The biggest draw in Nevada is its lack of state income tax on any form of retirement income.

This includes pensions, IRA withdrawals, and Social Security benefits. The state also has no inheritance or estate tax, which can benefit long-term planning.

Sales taxes typically range from 6.85% to over 8%, depending on the area, but for retirees focused on minimizing taxes on income, Nevada remains one of the most efficient states.

Wyoming

Wyoming is one of the most tax-efficient states in the country, but it often flies under the radar. It has no state income tax, and property taxes are among the lowest nationwide, with an average effective rate of about 0.53%.

Sales tax is also relatively low at 4% statewide, with modest local additions. For retirees, this combination means minimal taxation across income, property, and spending.

South Dakota

Another low-tax option, South Dakota has no state income tax or inheritance tax. Property taxes are also relatively low, averaging about 1% effective rates.

Sales tax is around 4.2% statewide, with local rates bringing totals closer to 6% to 7% in some areas. The lack of income tax, combined with moderate property taxes, makes it one of the most cost-efficient states overall.

Delaware

Delaware takes a different approach but still offers strong advantages. While it does have a state income tax, retirees over 60 can exclude up to $12,500 in retirement income per person. For a married couple, that's up to $25,000 shielded from state taxes.

The state also has no sales tax, which can save retirees hundreds to thousands of dollars annually on everyday purchases. Property taxes are relatively low, with average effective rates around 0.54%, making Delaware one of the more balanced low-tax options.

Pennsylvania

Pennsylvania is one of the most favorable states for retirees when it comes to income taxes.
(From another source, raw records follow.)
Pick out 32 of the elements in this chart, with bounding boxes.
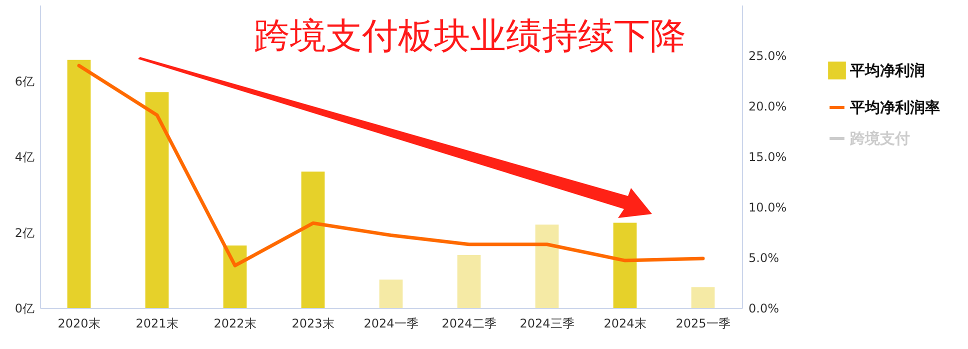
x-tick-label: 2024末 — [604, 316, 646, 330]
bar — [691, 287, 715, 308]
y2-tick-label: 5.0% — [748, 251, 779, 265]
x-tick-label: 2024三季 — [520, 316, 574, 330]
line-series — [77, 64, 705, 268]
chart-title: 跨境支付板块业绩持续下降 — [254, 16, 686, 57]
x-tick-label: 2020末 — [58, 316, 100, 330]
y2-tick-label: 25.0% — [748, 49, 787, 63]
bar — [535, 224, 559, 308]
y-tick-label: 4亿 — [14, 150, 34, 164]
x-tick-label: 2024一季 — [364, 316, 418, 330]
bar — [613, 222, 637, 308]
y-tick-label: 6亿 — [14, 74, 34, 88]
x-tick-label: 2023末 — [292, 316, 334, 330]
bar — [145, 92, 169, 308]
y2-tick-label: 10.0% — [748, 200, 787, 214]
bar — [457, 254, 481, 308]
bar — [223, 246, 247, 308]
y-tick-label: 0亿 — [14, 302, 34, 316]
y-tick-label: 2亿 — [14, 226, 34, 240]
x-tick-label: 2022末 — [214, 316, 256, 330]
legend-label: 平均净利润 — [849, 62, 925, 80]
y2-tick-label: 15.0% — [748, 150, 787, 164]
bar — [67, 60, 91, 308]
y2-tick-label: 0.0% — [748, 302, 779, 316]
x-tick-label: 2024二季 — [442, 316, 496, 330]
bar — [379, 280, 403, 308]
y2-tick-label: 20.0% — [748, 100, 787, 114]
bar — [301, 172, 325, 308]
x-tick-label: 2021末 — [136, 316, 178, 330]
x-tick-label: 2025一季 — [676, 316, 730, 330]
legend-label: 平均净利润率 — [849, 98, 940, 116]
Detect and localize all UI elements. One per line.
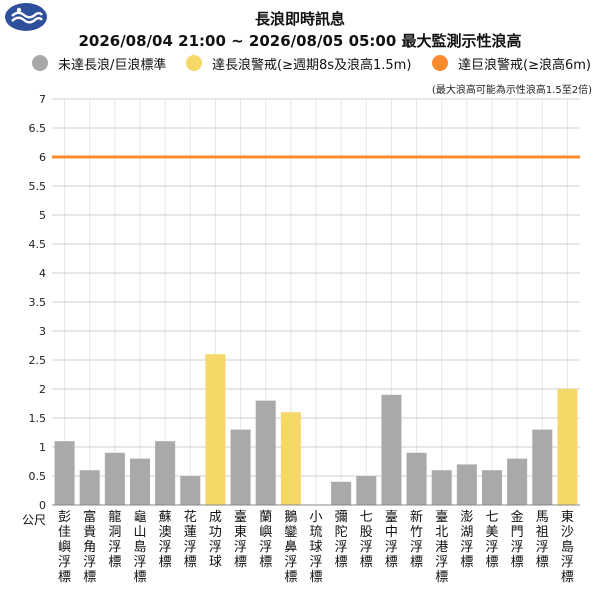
bar: [130, 458, 150, 505]
x-tick-label: 小琉球浮標: [309, 510, 323, 585]
x-tick-label: 蘭嶼浮標: [259, 510, 273, 570]
y-axis-label: 公尺: [22, 513, 46, 527]
x-tick-label: 東沙島浮標: [560, 510, 574, 585]
x-tick-label: 新竹浮標: [410, 510, 424, 570]
x-tick-label: 臺中浮標: [384, 510, 398, 570]
y-tick-label: 3: [39, 325, 46, 338]
legend-swatch-huge-wave: [432, 55, 448, 71]
bar: [431, 470, 452, 505]
bar: [482, 470, 502, 505]
x-tick-label: 臺東浮標: [234, 510, 248, 570]
bar: [155, 441, 176, 505]
bar: [532, 429, 553, 505]
y-tick-label: 4.5: [29, 238, 47, 251]
legend-label-huge-wave: 達巨浪警戒(≥浪高6m): [458, 58, 591, 73]
x-tick-label: 蘇澳浮標: [158, 510, 172, 570]
x-tick-label: 七美浮標: [485, 510, 499, 570]
x-tick-label: 臺北港浮標: [435, 510, 449, 585]
y-tick-label: 6: [39, 151, 46, 164]
bar: [381, 394, 402, 505]
legend-label-normal: 未達長浪/巨浪標準: [58, 58, 167, 73]
x-tick-label: 澎湖浮標: [460, 510, 474, 570]
bar: [331, 481, 352, 505]
x-tick-label: 龍洞浮標: [108, 510, 122, 570]
bar: [456, 464, 477, 505]
bar: [180, 476, 201, 505]
y-tick-label: 2: [39, 383, 46, 396]
x-tick-label: 彭佳嶼浮標: [58, 510, 72, 585]
y-tick-label: 1.5: [29, 412, 47, 425]
bar: [230, 429, 251, 505]
chart-note: (最大浪高可能為示性浪高1.5至2倍): [431, 85, 592, 96]
x-tick-label: 富貴角浮標: [83, 510, 97, 585]
x-tick-label: 成功浮球: [208, 510, 222, 570]
y-tick-label: 5.5: [29, 180, 47, 193]
bar: [205, 354, 226, 505]
legend-label-long-wave: 達長浪警戒(≥週期8s及浪高1.5m): [212, 58, 412, 73]
x-tick-label: 金門浮標: [510, 510, 524, 570]
y-tick-label: 5: [39, 209, 46, 222]
legend-swatch-long-wave: [186, 55, 202, 71]
bar: [255, 400, 276, 505]
x-tick-label: 龜山島浮標: [133, 510, 147, 585]
bar: [507, 458, 528, 505]
y-tick-label: 0: [39, 499, 46, 512]
legend-swatch-normal: [32, 55, 48, 71]
y-tick-label: 1: [39, 441, 46, 454]
x-tick-label: 彌陀浮標: [334, 510, 348, 570]
bar: [280, 412, 301, 505]
x-tick-label: 七股浮標: [359, 510, 373, 570]
chart-title: 長浪即時訊息: [254, 10, 345, 28]
cwa-logo-icon: [5, 3, 47, 31]
x-tick-label: 馬祖浮標: [535, 510, 549, 570]
y-tick-label: 0.5: [29, 470, 47, 483]
y-tick-label: 4: [39, 267, 46, 280]
y-tick-label: 2.5: [29, 354, 47, 367]
bar: [79, 470, 100, 505]
bar: [406, 452, 427, 505]
y-tick-label: 7: [39, 93, 46, 106]
x-tick-label: 鵝鑾鼻浮標: [284, 510, 298, 585]
chart-subtitle: 2026/08/04 21:00 ~ 2026/08/05 05:00 最大監測…: [78, 32, 522, 50]
bar: [54, 441, 75, 505]
y-tick-label: 6.5: [29, 122, 47, 135]
bar: [104, 452, 125, 505]
bar: [356, 476, 377, 505]
x-tick-label: 花蓮浮標: [183, 510, 197, 570]
legend: 未達長浪/巨浪標準 達長浪警戒(≥週期8s及浪高1.5m) 達巨浪警戒(≥浪高6…: [0, 53, 600, 73]
bar: [557, 389, 578, 505]
y-tick-label: 3.5: [29, 296, 47, 309]
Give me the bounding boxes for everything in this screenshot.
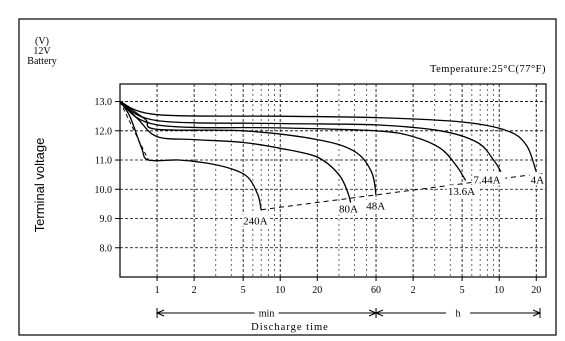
x-tick-label: 1 (155, 285, 160, 296)
x-tick-label: 10 (275, 285, 285, 296)
curve-label-bg (242, 214, 269, 227)
x-tick-label: 60 (371, 285, 381, 296)
segment-label-bg (446, 306, 471, 319)
y-tick-label: 13.0 (95, 97, 113, 108)
curve-label: 4A (531, 174, 545, 186)
x-tick-label: 10 (494, 285, 504, 296)
segment-label: min (259, 309, 275, 320)
plot-border (119, 83, 547, 278)
battery-voltage-label: 12V (33, 46, 51, 57)
curve-80A (119, 101, 353, 210)
curve-label: 7.44A (473, 174, 500, 186)
curve-label: 80A (339, 204, 358, 216)
x-axis: 1 2 5 10 20 60 2 5 10 20 min h (155, 277, 542, 320)
curve-label-bg (472, 173, 506, 186)
x-tick-label: 20 (312, 285, 322, 296)
y-tick-label: 11.0 (95, 156, 112, 167)
y-tick-label: 12.0 (95, 126, 113, 137)
y-tick-label: 8.0 (100, 243, 113, 254)
curve-240A (119, 101, 262, 210)
curve-label-bg (446, 185, 480, 198)
y-tick-label: 9.0 (100, 214, 113, 225)
x-axis-title: Discharge time (251, 322, 329, 333)
curve-label-bg (365, 199, 386, 212)
curve-48A (119, 100, 377, 196)
x-tick-label: 5 (460, 285, 465, 296)
unit-label: (V) (35, 36, 49, 47)
curve-label: 13.6A (448, 186, 475, 198)
segment-arrow (532, 309, 542, 317)
curve-label: 48A (366, 201, 385, 213)
x-tick-label: 2 (192, 285, 197, 296)
segment-label: h (456, 309, 461, 320)
curve-13-6A (119, 100, 467, 181)
y-axis-title: Terminal voltage (32, 138, 47, 233)
outer-frame (18, 18, 557, 336)
curve-label: 240A (243, 215, 268, 227)
x-tick-label: 5 (241, 285, 246, 296)
y-tick-label: 10.0 (95, 185, 113, 196)
curve-label-bg (529, 173, 545, 186)
x-tick-label: 20 (531, 285, 541, 296)
temperature-note: Temperature:25°C(77°F) (430, 64, 546, 75)
segment-label-bg (254, 306, 279, 319)
plot-area: 13.0 12.0 11.0 10.0 9.0 8.0 240A 80A 48A 13.6A7.4… (95, 83, 547, 278)
x-tick-label: 2 (411, 285, 416, 296)
curve-4A (119, 100, 537, 172)
initial-drop-line (119, 101, 149, 161)
segment-arrow (374, 309, 384, 317)
battery-label: Battery (27, 56, 56, 67)
segment-arrow (155, 309, 165, 317)
curve-7-44A (119, 100, 502, 173)
curve-label-bg (337, 202, 359, 215)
The state does not tax Social Security, pensions, or retirement account withdrawals for residents over age 59 1/2. That effectively eliminates state income tax on most retirement income.

Property taxes average around 1.26% effective rates, which is higher than in some states but still manageable depending on location. For retirees focused on minimizing taxes on income, Pennsylvania stands out as one of the most overlooked options.

Bottom line

The difference between high-tax and low-tax states can add up quickly. A retiree withdrawing $60,000 per year in a no-income-tax state like Florida, Texas, or Nevada could pay nothing in state income tax. In a higher-tax state, that same retiree might owe $3,000 to $6,000 annually.

Over time, that gap could exceed as much as $100,000. For retirees looking to make the right moves, choosing a tax-friendly state can make a meaningful difference year after year.